Le mois dernier, son nom a de nouveau été évoqué par Sedat Peker, un chef de file de la pègre turque, afin d’embarrasser le ministre de l'Intérieur, Süleyman Soylu. D'après M. Peker, le ministre a reçu SBK en décembre dernier pour le prévenir d'une procédure judiciaire engagée à son encontre et lui conseiller de fuir la Turquie sans délai. Suivant le conseil de M. Soylu, SBK a quitté le pays le lendemain.
Cette histoire remonte à plusieurs mois. En septembre de l'année dernière, un tribunal d'Istanbul a gelé les comptes bancaires de SBK et lui a interdit de quitter le pays. Le 6 novembre, un autre tribunal d'Istanbul est revenu sur ces deux décisions, conformément à l'avis du procureur général.
Le scandale a éclaté pour la première fois le jour où le procureur général qui avait conseillé au tribunal de débloquer le compte bancaire de SBK a été promu dix jours plus tard au poste de vice-ministre de la Justice.
Cette affaire est devenue plus suspecte encore lorsque le tribunal a cité dans son verdict un rapport du Conseil d'enquête sur les délits financiers (Masak) qui avait ordonné à des auditeurs professionnels d'enquêter sur un éventuel blanchiment d'argent. Le tribunal d'Istanbul semble toutefois avoir préféré faire fi des recommandations du Masak et a donc levé l'interdiction, sans attendre le rapport des auditeurs. Le rapport final du Masak, datant du 20 janvier, indique que le blanchiment d'argent a bel et bien eu lieu. Mais SBK avait déjà fui la Turquie au moment de la remise du rapport.
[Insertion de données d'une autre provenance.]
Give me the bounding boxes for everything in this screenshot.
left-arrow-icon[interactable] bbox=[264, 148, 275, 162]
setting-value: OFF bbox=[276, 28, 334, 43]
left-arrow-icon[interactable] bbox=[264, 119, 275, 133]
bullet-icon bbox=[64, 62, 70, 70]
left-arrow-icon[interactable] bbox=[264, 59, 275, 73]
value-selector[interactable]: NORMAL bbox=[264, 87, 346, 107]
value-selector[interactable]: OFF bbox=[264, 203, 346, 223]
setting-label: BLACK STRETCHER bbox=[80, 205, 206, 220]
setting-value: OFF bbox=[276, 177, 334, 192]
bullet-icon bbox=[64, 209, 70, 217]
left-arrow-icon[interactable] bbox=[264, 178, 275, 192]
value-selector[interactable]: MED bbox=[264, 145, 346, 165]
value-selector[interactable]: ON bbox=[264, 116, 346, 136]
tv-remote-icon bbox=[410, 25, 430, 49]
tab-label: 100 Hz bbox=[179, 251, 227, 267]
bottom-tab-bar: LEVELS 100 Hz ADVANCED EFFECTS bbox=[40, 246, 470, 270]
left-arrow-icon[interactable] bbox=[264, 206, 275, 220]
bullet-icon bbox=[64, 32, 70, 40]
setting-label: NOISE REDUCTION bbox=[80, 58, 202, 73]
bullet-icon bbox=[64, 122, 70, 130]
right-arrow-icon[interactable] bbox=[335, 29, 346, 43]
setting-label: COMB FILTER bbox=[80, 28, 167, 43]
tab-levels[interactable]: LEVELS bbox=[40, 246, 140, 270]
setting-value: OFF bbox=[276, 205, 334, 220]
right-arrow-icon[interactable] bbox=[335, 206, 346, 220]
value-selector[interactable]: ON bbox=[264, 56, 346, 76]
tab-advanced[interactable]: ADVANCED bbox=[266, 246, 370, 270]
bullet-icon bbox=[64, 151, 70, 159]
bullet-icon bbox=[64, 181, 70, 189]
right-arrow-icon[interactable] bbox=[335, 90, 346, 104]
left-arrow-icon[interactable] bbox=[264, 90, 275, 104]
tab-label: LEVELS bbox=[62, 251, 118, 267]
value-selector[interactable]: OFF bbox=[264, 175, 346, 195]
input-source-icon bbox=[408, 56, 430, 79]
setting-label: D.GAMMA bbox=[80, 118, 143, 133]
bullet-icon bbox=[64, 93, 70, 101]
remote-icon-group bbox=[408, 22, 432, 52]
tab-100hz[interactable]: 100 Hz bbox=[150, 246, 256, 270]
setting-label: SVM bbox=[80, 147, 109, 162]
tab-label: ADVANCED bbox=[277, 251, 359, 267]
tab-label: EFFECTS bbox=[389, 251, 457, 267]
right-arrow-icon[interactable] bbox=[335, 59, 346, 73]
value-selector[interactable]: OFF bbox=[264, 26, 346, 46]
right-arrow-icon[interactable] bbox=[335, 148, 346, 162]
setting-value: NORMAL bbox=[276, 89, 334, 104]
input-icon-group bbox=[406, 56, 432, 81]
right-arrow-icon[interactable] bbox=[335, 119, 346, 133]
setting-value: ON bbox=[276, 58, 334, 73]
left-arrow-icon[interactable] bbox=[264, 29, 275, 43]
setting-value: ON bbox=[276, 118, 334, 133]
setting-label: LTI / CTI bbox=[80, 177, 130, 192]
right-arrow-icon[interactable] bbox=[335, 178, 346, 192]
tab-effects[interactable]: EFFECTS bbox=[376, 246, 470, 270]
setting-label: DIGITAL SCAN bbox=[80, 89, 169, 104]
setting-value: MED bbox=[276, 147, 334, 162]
Arrêté en Autriche, SBK a avoué avoir l'habitude de distribuer à Istanbul des cadeaux pour une valeur de 3 millions de dollars (1 dollar = 0,84 euro) à des bureaucrates et des membres de la magistrature, mais plus particulièrement à des officiers de police et à des inspecteurs, notamment à l'occasion des fêtes religieuses. On sait donc désormais comment cette roue de la corruption tournait.